Pointe-à-Pitre doit son nom à un juif hollandais du nom de Peter qui vendait son propre poisson près d'une pointe. C'est ainsi que le lieu-dit prit le nom de Pointe à Peter, et par la suite, le petit village, qui apparût près du vieux fort, fut baptisé Pointe-à-Pitre. Pointe-à-Pitre est aujourd'hui intégrée dans un plus vaste ensemble constitué de la ville même; la ville des Abymes au nord sur laquelle se situe l'aéroport international Pôle Caraïbes; Gosier, station balnéaires à l'est; Jarry et Baie-Mahault, le poumon industriel de la Guadeloupe à l'ouest.
La Marina (16°13' Nord - 61°31' Ouest)
Limitrophe de Pointe-à-Pitre, proche de l'aéroport Pôle Caraïbes et cœur de la Guadeloupe, Bas-du-Fort est une destination pour les soirées chaudes avec ses cafés, ses boîtes de nuit et ses petits restaurants. Si l'animation est réelle, on ne peut pas dire qu'elle soit parfaitement locale, ce sont plutôt les métros et les touristes qui se chargent de créer le mouvement. La Marina, accessible tant de jour que de nuit propose sur place tous les services utiles et peut accueillir tout plaisancier dans une passe large de 100m.

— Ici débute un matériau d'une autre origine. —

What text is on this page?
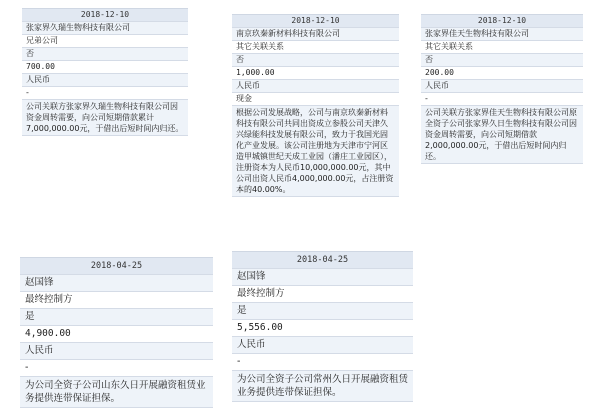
2018-12-10
张家界久瑞生物科技有限公司
兄弟公司
否
700.00
人民币
-
公司关联方张家界久瑞生物科技有限公司因资金周转需要，向公司短期借款累计7,000,000.00元，于借出后短时间内归还。
2018-12-10
南京玖秦新材料科技有限公司
其它关联关系
否
1,000.00
人民币
现金
根据公司发展战略，公司与南京玖秦新材料科技有限公司共同出资成立参股公司天津久兴绿能科技发展有限公司，致力于我国光固化产业发展。该公司注册地为天津市宁河区造甲城镇世纪天成工业园（潘庄工业园区），注册资本为人民币10,000,000.00元，其中公司出资人民币4,000,000.00元，占注册资本的40.00%。
2018-12-10
张家界佳天生物科技有限公司
其它关联关系
否
200.00
人民币
-
公司关联方张家界佳天生物科技有限公司原全资子公司张家界久日生物科技有限公司因资金周转需要，向公司短期借款2,000,000.00元，于借出后短时间内归还。
2018-04-25
赵国锋
最终控制方
是
4,900.00
人民币
-
为公司全资子公司山东久日开展融资租赁业务提供连带保证担保。
2018-04-25
赵国锋
最终控制方
是
5,556.00
人民币
-
为公司全资子公司常州久日开展融资租赁业务提供连带保证担保。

Bouillante. Tournée vers la mer, les premiers colons s'intéressent à la pêche, peut être était-ce déjà le signe avant coureur de sa situation actuelle? En effet la commune englobe les villages de Malendure et de Pigeon avec leurs plages de sable noir, face aux îlets de Goyave et de Pigeon. Autrement dit, l'endroit où se trouve la célèbre "réserve Cousteau", une zone classée réserve naturelle.

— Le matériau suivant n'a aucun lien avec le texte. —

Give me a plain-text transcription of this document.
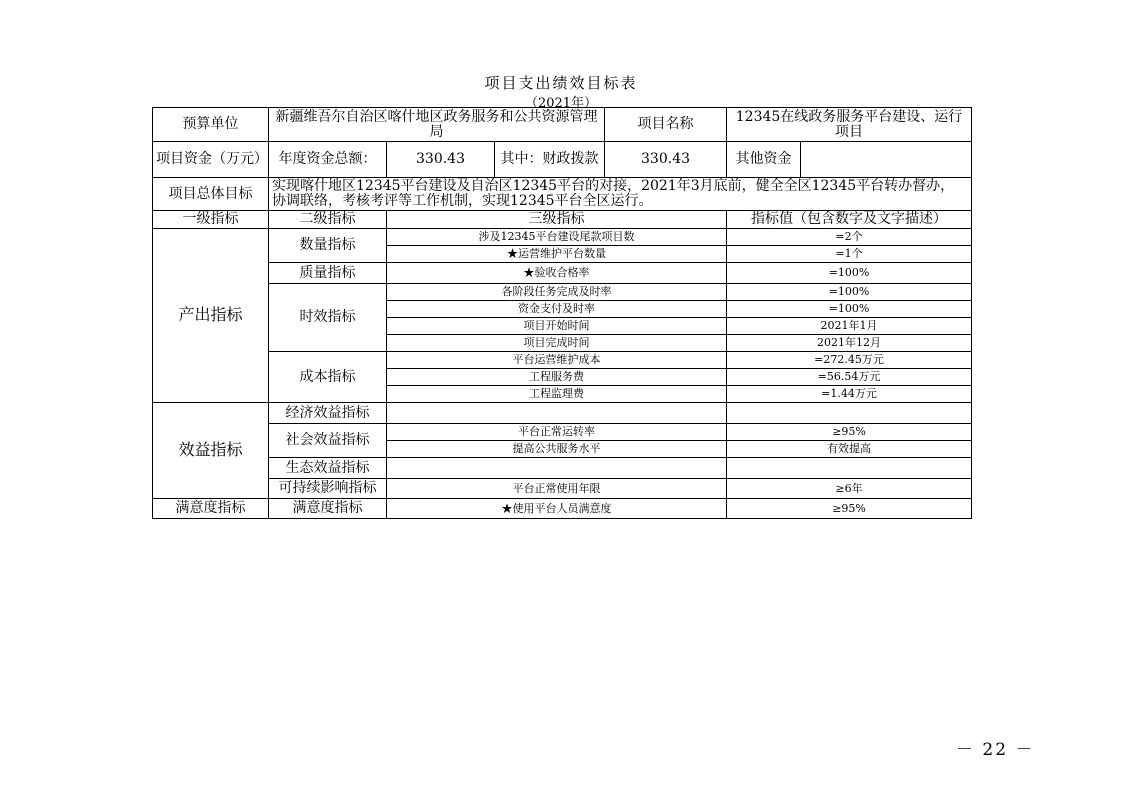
项目支出绩效目标表
（2021年）
预算单位	新疆维吾尔自治区喀什地区政务服务和公共资源管理局			项目名称	12345在线政务服务平台建设、运行项目	
项目资金（万元）	年度资金总额：	330.43	其中：财政拨款	330.43	其他资金	
项目总体目标	实现喀什地区12345平台建设及自治区12345平台的对接，2021年3月底前，健全全区12345平台转办督办，协调联络，考核考评等工作机制，实现12345平台全区运行。					
一级指标	二级指标	三级指标			指标值（包含数字及文字描述）	
产出指标	数量指标	涉及12345平台建设尾款项目数			=2个	
		★运营维护平台数量			=1个	
	质量指标	★验收合格率			=100%	
	时效指标	各阶段任务完成及时率			=100%	
		资金支付及时率			=100%	
		项目开始时间			2021年1月	
		项目完成时间			2021年12月	
	成本指标	平台运营维护成本			=272.45万元	
		工程服务费			=56.54万元	
		工程监理费			=1.44万元	
效益指标	经济效益指标					
	社会效益指标	平台正常运转率			≥95%	
		提高公共服务水平			有效提高	
	生态效益指标					
	可持续影响指标	平台正常使用年限			≥6年	
满意度指标	满意度指标	★使用平台人员满意度			≥95%	
－ 22 －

Les Saintes. Un archipel plein de charme. Les noms font sourire: l'îlet à Cabrits, les Roches Percées, le Grand Îlet, la Redonde, La Coche, le Pâté, les Augustins... Ce chapelet d'îlot rocheux n'est pas habité. On l'observe comme un mirage où l'on prend le bateau pour l'approcher. On se contente généralement de visiter Terre-de-Haut et Terre-de-Bas. La vie saintoise est très dépendante de la pêche et, pour entrer dans la ronde, il suffit d'assister au retour des bateaux dans le quartier des pêcheurs. C'est aussi l'occasion rêvée pour prendre rendez-vous, si vous voulez les accompagner à la pêche.
Marie-Galante. Marie-Galante fût la première île à accueillir Christophe Colomb, avant la Guadeloupe et la Dominique. A l'époque de la Révolution Française, Marie-Galante bascula définitivement dans la monoculture de la canne à sucre, ce qui entraîna la multiplication des moulins à vent, au nombre de 72 avec une trentaine de moulins à bêtes d'où le nom de "l'Île aux Cent Moulins".